FETÖ'nün "mahrem hizmetler yapılanması" davası

- Örgütün "mahrem hizmetler yapılanması"na dahil oldukları gerekçesiyle haklarında "silahlı terör örgütü üyesi olmak" suçundan 15 yıla kadar hapis istemiyle dava açılan 138 kişinin yargılanmasına başlandı- Sanıklardan eski Başbakanlık müfettişi Yılmaz: - "Hakkımdaki iddia soyut, mesnetsiz...

ANKARA (AA) - Fetullahçı Terör Örgütü'nün (FETÖ) "mahrem hizmetler yapılanması"na dahil oldukları gerekçesiyle haklarında "silahlı terör örgütü üyesi olmak" suçundan 15 yıla kadar hapis istemiyle dava açılan 138 kişinin yargılanmasına başlandı.

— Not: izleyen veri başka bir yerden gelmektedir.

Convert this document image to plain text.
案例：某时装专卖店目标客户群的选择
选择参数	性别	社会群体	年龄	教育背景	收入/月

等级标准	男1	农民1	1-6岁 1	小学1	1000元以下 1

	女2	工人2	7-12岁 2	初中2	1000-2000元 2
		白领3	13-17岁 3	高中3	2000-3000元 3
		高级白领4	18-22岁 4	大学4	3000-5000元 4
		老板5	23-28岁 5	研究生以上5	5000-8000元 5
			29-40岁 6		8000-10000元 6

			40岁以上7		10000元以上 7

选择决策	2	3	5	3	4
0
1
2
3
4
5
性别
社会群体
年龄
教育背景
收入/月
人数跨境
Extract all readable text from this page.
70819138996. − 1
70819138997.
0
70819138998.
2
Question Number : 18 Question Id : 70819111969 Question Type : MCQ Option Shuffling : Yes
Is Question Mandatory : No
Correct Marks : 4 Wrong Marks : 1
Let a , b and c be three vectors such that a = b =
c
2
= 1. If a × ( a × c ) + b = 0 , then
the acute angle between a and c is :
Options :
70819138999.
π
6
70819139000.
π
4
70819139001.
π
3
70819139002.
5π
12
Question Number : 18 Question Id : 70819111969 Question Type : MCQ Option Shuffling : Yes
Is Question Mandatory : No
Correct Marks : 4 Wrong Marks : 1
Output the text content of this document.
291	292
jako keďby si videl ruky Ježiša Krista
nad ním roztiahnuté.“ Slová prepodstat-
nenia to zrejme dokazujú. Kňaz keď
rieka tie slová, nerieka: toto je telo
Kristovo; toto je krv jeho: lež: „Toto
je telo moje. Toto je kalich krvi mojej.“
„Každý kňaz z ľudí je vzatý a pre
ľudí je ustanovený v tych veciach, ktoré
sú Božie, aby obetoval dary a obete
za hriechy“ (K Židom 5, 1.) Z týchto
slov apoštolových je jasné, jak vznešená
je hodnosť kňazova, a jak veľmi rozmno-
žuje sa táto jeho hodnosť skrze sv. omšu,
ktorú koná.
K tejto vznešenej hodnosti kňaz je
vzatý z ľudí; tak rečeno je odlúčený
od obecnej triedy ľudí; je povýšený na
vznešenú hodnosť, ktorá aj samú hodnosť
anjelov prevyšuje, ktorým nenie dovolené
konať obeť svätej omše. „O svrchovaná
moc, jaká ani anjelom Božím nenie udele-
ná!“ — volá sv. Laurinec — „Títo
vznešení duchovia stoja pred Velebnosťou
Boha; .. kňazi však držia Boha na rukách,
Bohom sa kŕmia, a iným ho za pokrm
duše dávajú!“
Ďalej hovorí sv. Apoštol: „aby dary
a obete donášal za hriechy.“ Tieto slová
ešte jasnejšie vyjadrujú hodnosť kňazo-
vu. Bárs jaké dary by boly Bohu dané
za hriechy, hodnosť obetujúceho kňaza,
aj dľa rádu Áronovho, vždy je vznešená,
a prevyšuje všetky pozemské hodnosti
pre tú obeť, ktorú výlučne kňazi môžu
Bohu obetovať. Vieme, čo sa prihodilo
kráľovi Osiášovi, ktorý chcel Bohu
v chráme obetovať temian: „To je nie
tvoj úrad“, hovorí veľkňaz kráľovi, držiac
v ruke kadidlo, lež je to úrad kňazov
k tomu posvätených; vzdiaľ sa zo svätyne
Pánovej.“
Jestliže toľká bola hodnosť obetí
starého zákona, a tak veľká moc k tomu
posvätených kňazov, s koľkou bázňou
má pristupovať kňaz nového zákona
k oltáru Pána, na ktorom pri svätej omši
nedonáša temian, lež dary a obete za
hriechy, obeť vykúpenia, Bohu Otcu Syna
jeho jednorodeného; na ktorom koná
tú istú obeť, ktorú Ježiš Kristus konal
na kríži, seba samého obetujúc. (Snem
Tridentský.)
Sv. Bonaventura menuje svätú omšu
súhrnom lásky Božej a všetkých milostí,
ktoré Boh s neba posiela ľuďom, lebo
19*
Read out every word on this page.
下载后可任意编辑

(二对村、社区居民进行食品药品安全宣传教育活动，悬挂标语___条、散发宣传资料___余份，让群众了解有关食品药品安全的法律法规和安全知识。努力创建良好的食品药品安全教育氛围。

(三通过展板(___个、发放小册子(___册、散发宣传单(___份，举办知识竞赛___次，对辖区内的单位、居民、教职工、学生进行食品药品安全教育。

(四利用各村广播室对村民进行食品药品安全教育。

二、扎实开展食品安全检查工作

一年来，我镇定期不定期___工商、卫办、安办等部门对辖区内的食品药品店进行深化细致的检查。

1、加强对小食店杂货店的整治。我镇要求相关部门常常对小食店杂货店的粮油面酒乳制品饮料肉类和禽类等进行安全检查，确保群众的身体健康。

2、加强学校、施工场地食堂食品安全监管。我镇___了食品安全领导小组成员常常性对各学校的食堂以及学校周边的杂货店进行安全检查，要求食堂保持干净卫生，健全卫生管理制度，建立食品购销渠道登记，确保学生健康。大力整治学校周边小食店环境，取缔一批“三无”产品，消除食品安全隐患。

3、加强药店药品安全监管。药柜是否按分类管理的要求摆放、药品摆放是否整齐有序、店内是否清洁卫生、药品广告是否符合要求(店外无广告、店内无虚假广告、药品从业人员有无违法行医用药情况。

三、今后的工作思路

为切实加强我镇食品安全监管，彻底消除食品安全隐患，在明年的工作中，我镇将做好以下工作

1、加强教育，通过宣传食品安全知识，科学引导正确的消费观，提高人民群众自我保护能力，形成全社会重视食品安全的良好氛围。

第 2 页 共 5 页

Ankara 2. Ağır Ceza Mahkemesindeki duruşmaya tutuklu ve tutuksuz sanıklar ile sanık avukatları katıldı. Bazı sanıklarla ise tutuklu bulundukları cezaevlerinden telekonferans sistemiyle bağlantı kuruldu.

İddianamenin özetinin okunmasının ardından savunmasını yapan sanıklardan Abdullah Karakaş, emniyette teknisyen olarak çalıştıktan sonra 2007'de emekliye ayrıldığını, maddi imkansızlıklar nedeniyle iş makinası operatörü olarak çalışmaya devam ettiğini söyledi.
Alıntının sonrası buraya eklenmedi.